Danach vor das Ticketoffice und auf den öffentlichen Bus warten, der
einen für nur 5 INR (indische Rupien) zum Taj Mahal fährt. Einziger
Haken an der Sache: Wir wissen nicht wie der Bus aussieht.
Selbstverständlich warten schon mehrere Rikscha Fahrer auf uns, die
uns erzählen, dass der Bus ausfällt, dass der Bus unfassbar teuer
ist, dass der Bus unfassbar überfüllt ist und überhaupt viel zu
lange braucht. Aus der nebligen Morgendunkelheit tauchen auch einige
Fahrzeuge auf, die uns mitnehmen wollen. Man muss Vertrauen haben und
warten. Und tatsächlich erscheint unser Bus mit Fahrer, der
eigentlich gar kein Geld haben will, dem wir aber (auch als Dank für
die Unaufdringlichkeit) nach Ankunft trotzdem die 10 INR geben.

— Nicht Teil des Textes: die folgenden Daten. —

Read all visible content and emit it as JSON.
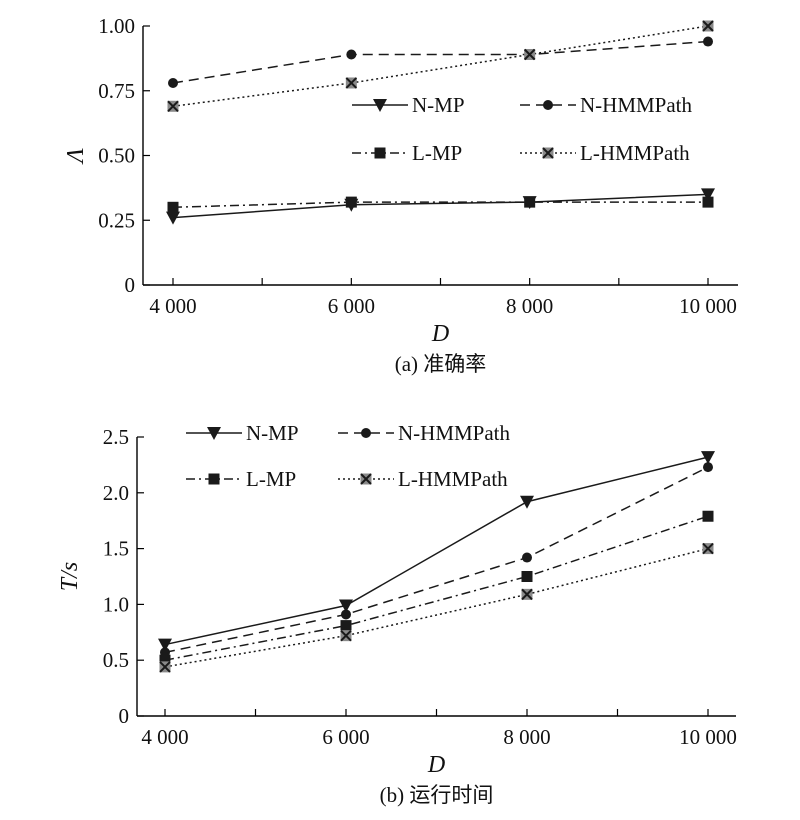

Der Taj Mahal ist Teil des
UNESCO-Weltkulturerbes. Seiner perfekten symmetrischen Form hat er zu
verdanken, dass ihn einige Leute als schönstes Bauwerk der Welt
bezeichnen. Er ist jedenfalls ein sehr gutes und schönes Beispiel
für die islamische Baukunst im Mogulzeitalter. Der Taj Mahal ist
eine Grabmoschee, die Großmogul Shah Jahan aus Trauer über den Tod
seiner dritten Frau Mumtaz Mahal, die bei der Geburt ihres 14. Kindes
starb, errichtete. Baubeginn war 1631. Shah Jahan wurde nach seinem
Tod neben seiner Frau im Taj begraben. Es sollen 20.000 Arbeiter aus
Indien, Zentralasien und Europa an dem Bauwerk gearbeitet und dabei
wertvolle Edelsteine in die marmorne Grundkonstruktion eingefügt
haben. Interessant: Die vier Minarette sind leicht vom Gebäude
weggeneigt gebaut wurden, so dass sie im Fall eines Erdbebens den Taj
Mahal nicht zerstören würden.
Unsere Einschätzung: Es ist
tatsächlich ein beeindruckendes, großes und schönes Gebäude.
Faszinierend sind die Menge an verbautem Marmor und die unendlich
vielen kleinen Verzierungen. Wahrscheinlich zu Recht sagte ein Inder,
den wir später auf der Reise trafen, „it is the pride of India“.
Ob es das schönste Gebäude der Welt ist, darüber lässt sich
streiten. Leider können wir euch nicht so richtig zeigen, was genau
wir gesehen haben, da der Nebel tatsächlich kein richtiges Foto
zuließ. Der Taj steht direkt am Ufer des Flusses Yamuna und ist im
Winter regelmäßig in dicke Nebelschwaden gehüllt. Ihr müsst euch
also auf unsere Beschreibungen verlassen oder in diesem Foto nach dem
Taj Mahal suchen :)
Für alle, die ihn nicht gefunden haben: hier noch ein Beweis, dass wir wirklich dort waren (Aufgrund der mangelhaften Qualität schweren Herzens von unserer Fotografin zur Verfügung gestellt...).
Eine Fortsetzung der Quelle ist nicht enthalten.